Fils d’une concierge et d’un chauffeur, Mourad Boudjellal avait statistiquement peu de chances d’endosser la panoplie du chef d’entreprise à succès. Désormais, la Ferrari rouge et la Maserati revendiquent pour lui, de manière ostentatoire, ce nouveau statut. « Je ne fais pas mon métier pour gagner de l’argent, mais pour éditer des livres et bien les vendre. Je veux faire rêver les gens », rectifie-t-il. Baigné dans une culture musulmane, il puise sa philosophie hédoniste dans un monde sans religion. « Je suis un athée intégriste.
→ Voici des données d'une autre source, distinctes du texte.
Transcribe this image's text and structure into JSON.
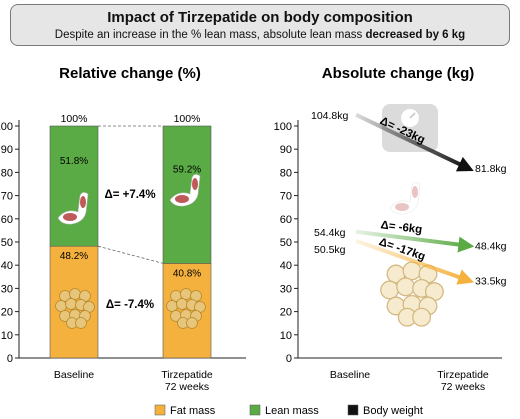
{
  "header": {
    "title": "Impact of Tirzepatide on body composition",
    "subtitle_prefix": "Despite an increase in the % lean mass, absolute lean mass ",
    "subtitle_emphasis": "decreased by 6 kg"
  },
  "colors": {
    "fat": "#f5b13d",
    "lean": "#5aab45",
    "weight": "#111111",
    "banner": "#e6e6e6"
  },
  "legend": [
    {
      "label": "Fat mass",
      "color": "#f5b13d"
    },
    {
      "label": "Lean mass",
      "color": "#5aab45"
    },
    {
      "label": "Body weight",
      "color": "#111111"
    }
  ],
  "icons": [
    "muscle-arm-icon",
    "fat-cells-icon",
    "weighing-scale-icon"
  ],
  "chart_data": [
    {
      "type": "bar",
      "title": "Relative change (%)",
      "categories": [
        "Baseline",
        "Tirzepatide\n72 weeks"
      ],
      "category_lines": [
        [
          "Baseline"
        ],
        [
          "Tirzepatide",
          "72 weeks"
        ]
      ],
      "ylim": [
        0,
        100
      ],
      "yticks": [
        0,
        10,
        20,
        30,
        40,
        50,
        60,
        70,
        80,
        90,
        100
      ],
      "stacked": true,
      "series": [
        {
          "name": "Fat mass",
          "values": [
            48.2,
            40.8
          ],
          "labels": [
            "48.2%",
            "40.8%"
          ]
        },
        {
          "name": "Lean mass",
          "values": [
            51.8,
            59.2
          ],
          "labels": [
            "51.8%",
            "59.2%"
          ]
        }
      ],
      "total_labels": [
        "100%",
        "100%"
      ],
      "annotations": [
        "Δ= +7.4%",
        "Δ= -7.4%"
      ]
    },
    {
      "type": "line",
      "title": "Absolute change (kg)",
      "x": [
        "Baseline",
        "Tirzepatide\n72 weeks"
      ],
      "category_lines": [
        [
          "Baseline"
        ],
        [
          "Tirzepatide",
          "72 weeks"
        ]
      ],
      "ylim": [
        0,
        100
      ],
      "yticks": [
        0,
        10,
        20,
        30,
        40,
        50,
        60,
        70,
        80,
        90,
        100
      ],
      "series": [
        {
          "name": "Body weight",
          "values": [
            104.8,
            81.8
          ],
          "labels": [
            "104.8kg",
            "81.8kg"
          ],
          "delta": "Δ= -23kg"
        },
        {
          "name": "Lean mass",
          "values": [
            54.4,
            48.4
          ],
          "labels": [
            "54.4kg",
            "48.4kg"
          ],
          "delta": "Δ= -6kg"
        },
        {
          "name": "Fat mass",
          "values": [
            50.5,
            33.5
          ],
          "labels": [
            "50.5kg",
            "33.5kg"
          ],
          "delta": "Δ= -17kg"
        }
      ]
    }
  ]
}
Avec la religion, on est dans une logique d’immortel : on vit pour demain et non pour aujourd’hui. »

 Quand ses concurrents décrivent l’homme d’affaires, « passionné » et « enthousiaste » sont les mots qui reviennent le plus souvent. « Je le respecte beaucoup, affirme Olivier Sulpice, patron de Bamboo Édition. Il a connu une belle réussite. Pour faire tout ce qu’il fait, il faut de la passion. » Son CV le prouve : fer de lance d’un important festival de BD à seulement 15 ans, propriétaire de sa librairie à 22 ans dans le quartier du « Petit Chicago », éditeur à 28 ans. « J’ai toujours été fasciné par la bande dessinée. Je ne sais pas dessiner, mais je sais expliquer à un dessinateur comment faire », justifie l’intéressé.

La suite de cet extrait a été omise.